Le taux d’épargne correspond à la part du revenu disponible qui n’a pas été dépensé.

Ce taux d’épargne est sensible aux crises systémiques : il a augmenté de 1,4 point de pourcentages entre 2008 et 2009, suite à la crise financière des subprimes, et malgré les potentielles difficultés financières auxquelles ont dû faire face certains ménages français. Or, il est bien entendu plus difficile d’épargner avec des revenus réduits.

En 2020, le taux d’épargne a augmenté de plus de 5 points de pourcentages pour atteindre 21,4 % suite aux multiples confinements et restrictions qui ont empêché les individus de dépenser leurs revenus (INSEE, 2021).

La consommation est par la suite immédiatement repartie à la hausse, avec une augmentation mensuelle de 26 % de la consommation en mai 2021, à la suite de la fin du confinement d’avril 2021. Cette augmentation atteint 149,2 % pour l’habillement. Nous pouvons en conclure que les Français placent en priorité la consommation avant l’épargne. Artus (1991) confirme cette hypothèse en affirmant que les Français placent leur choix de consommation avant l’épargne.

Cependant, le taux d’épargne est très peu influencé par les incitations fiscales et règlementaire (Artus, 1991). Ce qui pourrait laisser penser que l’entreprise dans laquelle travail l’individu (qui est par définition moins puissante qu’un État) n’aura elle aussi que très peu d’influence sur son épargne, et donc sur ses choix d’investissements.

La France se situe dans la moyenne haute des pays en termes d’effort d’épargne. Cependant, elle est loin derrière la Chine, premier de la classe dans sa catégorie. En part relative de son PIB, la Chine épargnait 54,3 % de sa richesse nationale annuelle en 2010. La France épargnait quant à elle 18,9 % de son PIB, et les Etats-Unis d’Amériques 12,1 %, avec un des taux d’épargne parmi les plus faibles (Guonan & Wang, 2010).
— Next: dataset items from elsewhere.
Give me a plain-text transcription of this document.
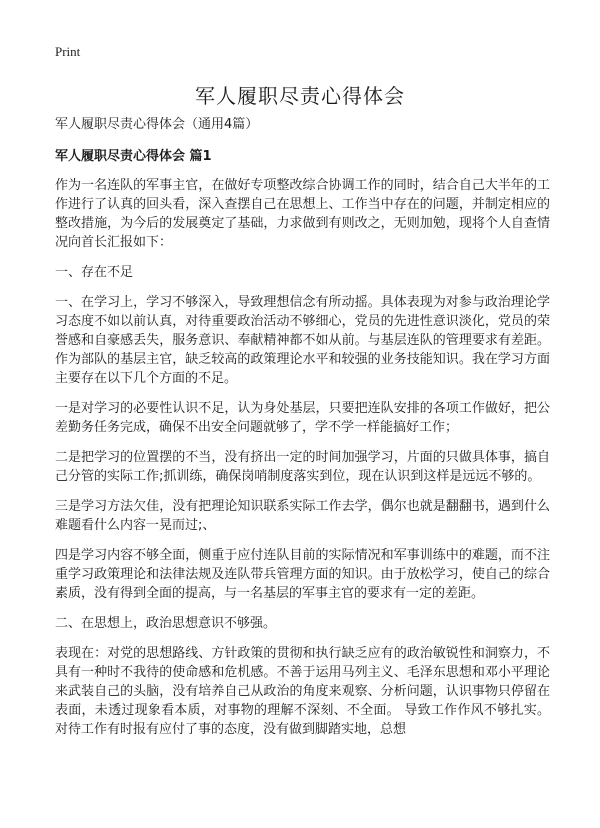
Print
军人履职尽责心得体会

军人履职尽责心得体会（通用4篇）

军人履职尽责心得体会 篇1

作为一名连队的军事主官，在做好专项整改综合协调工作的同时，结合自己大半年的工作进行了认真的回头看，深入查摆自己在思想上、工作当中存在的问题，并制定相应的整改措施，为今后的发展奠定了基础，力求做到有则改之，无则加勉，现将个人自查情况向首长汇报如下：

一、存在不足

一、在学习上，学习不够深入，导致理想信念有所动摇。具体表现为对参与政治理论学习态度不如以前认真，对待重要政治活动不够细心，党员的先进性意识淡化，党员的荣誉感和自豪感丢失，服务意识、奉献精神都不如从前。与基层连队的管理要求有差距。作为部队的基层主官，缺乏较高的政策理论水平和较强的业务技能知识。我在学习方面主要存在以下几个方面的不足。

一是对学习的必要性认识不足，认为身处基层，只要把连队安排的各项工作做好，把公差勤务任务完成，确保不出安全问题就够了，学不学一样能搞好工作；

二是把学习的位置摆的不当，没有挤出一定的时间加强学习，片面的只做具体事，搞自己分管的实际工作;抓训练，确保岗哨制度落实到位，现在认识到这样是远远不够的。

三是学习方法欠佳，没有把理论知识联系实际工作去学，偶尔也就是翻翻书，遇到什么难题看什么内容一晃而过;、

四是学习内容不够全面，侧重于应付连队目前的实际情况和军事训练中的难题，而不注重学习政策理论和法律法规及连队带兵管理方面的知识。由于放松学习，使自己的综合素质，没有得到全面的提高，与一名基层的军事主官的要求有一定的差距。

二、在思想上，政治思想意识不够强。

表现在：对党的思想路线、方针政策的贯彻和执行缺乏应有的政治敏锐性和洞察力，不具有一种时不我待的使命感和危机感。不善于运用马列主义、毛泽东思想和邓小平理论来武装自己的头脑，没有培养自己从政治的角度来观察、分析问题，认识事物只停留在表面，未透过现象看本质，对事物的理解不深刻、不全面。 导致工作作风不够扎实。 对待工作有时报有应付了事的态度，没有做到脚踏实地，总想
2.1.2Le patrimoine des Français

Étant donné que l’épargne est alimentée par l’effort d’épargne, le second facteur du patrimoine est évidemment le temps. Plus l’individu est âgé, plus son patrimoine est élevé (cf. Appendix 6.b) : alors que le patrimoine médian des moins de 30 ans est de 17 300 €, celui des soixantenaires est de 200 300 €, soit plus de vingt fois plus (patrimoine par foyer et par individu). L’évolution est particulièrement importante entre la catégorie des moins de 30 ans et la catégorie des trentenaires avec une évolution de 17 300 à 132 900 €. Elle est ensuite plus faible, avec une augmentation de plus en plus réservée.

Cette évolution est probablement due à la naissance des enfants (à 28,5 ans pour le premier et 31 ans pour le second) qui nécessite parfois que l’un des parents travaillent moins, voir plus du tout, pour s’occuper de l’éducation de leurs progénitures (INSEE, 2017).

Par ailleurs, l’épargne étant dépendante du niveau de revenu, le patrimoine dépend fortement de la catégorie socio-professionnelle. Les patrimoines les plus importants sont liés à la nécessité d’avoir un patrimoine professionnel pour exercer son activité : le patrimoine médian des agriculteurs est de 613 700 €, celui des artisans et chefs d’entreprises de 1 212 000 € et celui des professions libérales de 1 626 000 €. Par ailleurs, ces fonctions sont historiquement moins bien couvertes par le système de retraite par répartition (statut d’indépendant) et nécessite probablement la constitution d’un patrimoine plus important en vue d’un départ en retraite (INSEE, 2021).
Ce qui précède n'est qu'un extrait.